In her five Oscar-nominated performances, the actress induces all kinds of deep feels, embodying a pregnant chatterbox in Junebug (2005), a guileless nun in Doubt (2008), a tough Boston barmaid in The Fighter (2010), a Lady Macbethian cult leader’s wife in The Master (2012), and a swindling siren in American Hustle (2013).
Odds are she’ll add an Emmy nod for her work in HBO’s series Sharp Objects, an eight-episode adaptation of the best-selling novel by Gillian Flynn (Gone Girl), premiering July 8. Adams, a co-executive producer, stars as Camille Preaker, a self-mutilating, sex-addicted, alcoholic newspaper reporter fresh from a psych ward who is sent to cover a pair of creepy child murders in her creepy hometown where her creepy estranged family lives.
“It is the slimmest of my books and the one that’s gotten the most screen time,” Flynn says. “I worried as a two-hour movie, it would all be procedural; Sharp Objects is a character study hidden inside a mystery. It’s not a whodunit; it’s a ‘who-is-she?’”
She’s someone who couldn’t be further from the actress playing the part, and yet “Amy has this dark quality that is always there, even after five, 10 minutes,” observes Jean-Marc Vallée, who directs the series in the acute documentary style he used to such great effect on HBO’s Big Little Lies. “Camille has so much pain and shame, pouring liquor all the time over her demons; she carries all these scars. Amy didn’t judge her. She approached her with humility, humanity.”

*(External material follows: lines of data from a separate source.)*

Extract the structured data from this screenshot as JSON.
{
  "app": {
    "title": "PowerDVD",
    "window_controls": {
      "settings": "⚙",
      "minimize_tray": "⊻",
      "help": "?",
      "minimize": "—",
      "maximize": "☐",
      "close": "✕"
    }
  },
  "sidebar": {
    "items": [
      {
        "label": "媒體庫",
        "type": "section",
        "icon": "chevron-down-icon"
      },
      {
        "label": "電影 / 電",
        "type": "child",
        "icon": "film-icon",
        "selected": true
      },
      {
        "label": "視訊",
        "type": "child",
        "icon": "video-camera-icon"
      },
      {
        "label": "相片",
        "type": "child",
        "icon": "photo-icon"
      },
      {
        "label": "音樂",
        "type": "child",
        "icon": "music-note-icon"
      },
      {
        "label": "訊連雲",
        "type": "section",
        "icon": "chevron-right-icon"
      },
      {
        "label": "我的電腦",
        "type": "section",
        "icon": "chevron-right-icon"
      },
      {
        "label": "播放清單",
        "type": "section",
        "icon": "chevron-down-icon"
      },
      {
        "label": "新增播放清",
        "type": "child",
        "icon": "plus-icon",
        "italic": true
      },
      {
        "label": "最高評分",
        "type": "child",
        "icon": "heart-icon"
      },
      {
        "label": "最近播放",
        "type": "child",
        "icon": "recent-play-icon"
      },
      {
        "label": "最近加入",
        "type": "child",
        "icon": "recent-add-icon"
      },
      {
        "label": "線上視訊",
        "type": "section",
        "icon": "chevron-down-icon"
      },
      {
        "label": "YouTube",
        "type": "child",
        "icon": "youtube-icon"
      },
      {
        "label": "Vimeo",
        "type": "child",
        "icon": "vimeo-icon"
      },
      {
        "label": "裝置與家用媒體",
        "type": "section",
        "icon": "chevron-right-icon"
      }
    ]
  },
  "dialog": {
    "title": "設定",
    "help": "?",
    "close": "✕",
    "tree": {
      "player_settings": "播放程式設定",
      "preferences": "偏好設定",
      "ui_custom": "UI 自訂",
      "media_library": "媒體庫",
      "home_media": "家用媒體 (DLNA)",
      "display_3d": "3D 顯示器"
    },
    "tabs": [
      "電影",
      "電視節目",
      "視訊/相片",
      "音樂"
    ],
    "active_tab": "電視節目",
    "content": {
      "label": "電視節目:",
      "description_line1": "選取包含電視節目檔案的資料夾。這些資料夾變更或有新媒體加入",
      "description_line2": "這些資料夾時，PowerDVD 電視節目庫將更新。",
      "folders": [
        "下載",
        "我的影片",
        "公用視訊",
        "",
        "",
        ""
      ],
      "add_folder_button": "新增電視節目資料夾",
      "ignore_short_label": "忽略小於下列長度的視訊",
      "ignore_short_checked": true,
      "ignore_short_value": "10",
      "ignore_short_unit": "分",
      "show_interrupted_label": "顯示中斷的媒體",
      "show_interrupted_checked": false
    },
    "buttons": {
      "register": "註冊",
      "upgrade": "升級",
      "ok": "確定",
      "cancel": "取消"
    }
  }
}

“There’s something freeing about playing somebody who’s a mess,” Adams admits. “But the depth of pain that she’s constantly in is tricky. I felt like I had to not back away from it because so many people have a personal experience with this book.”
Not the least of whom is Flynn, who confesses,“It holds a lot of my own little demons. What Camille carries with her—that’s my appetite for self-destruction. It’s been very hard and cleansing watching Amy take on this character. She looks like a china doll, with this beautiful angelic voice, but she has this real grit to her, this uncrumble-ability, a resilience. She’s a ballerina with a steel spine.”
Here, a few highlights from her July cover interview, on newsstands June 21:
On the creative freedom of becoming co-executive producer of HBO’s Sharp Objects:
“To know you could be part of a creative conversation that you’re not invited to was frustrating. So, being an executive producer, I felt that I had the agency to offer my voice and that was exhilarating.”
On exploring her dark side:
“There’s just so much truth in the darkness and the sadness and I’m willing to explore it now in a different way. Before, I thought people wouldn’t like me or they would think I was crazy. Now I know I can navigate my own personal darkness and it won’t consume me.”
On husband Darren Le Gallo's relationship with their daughter:
“It’s sexy to see him raising a girl and teaching her how a man should treat her in a lovely way.”
“I want to do everything I can that does not involve needles or knives.”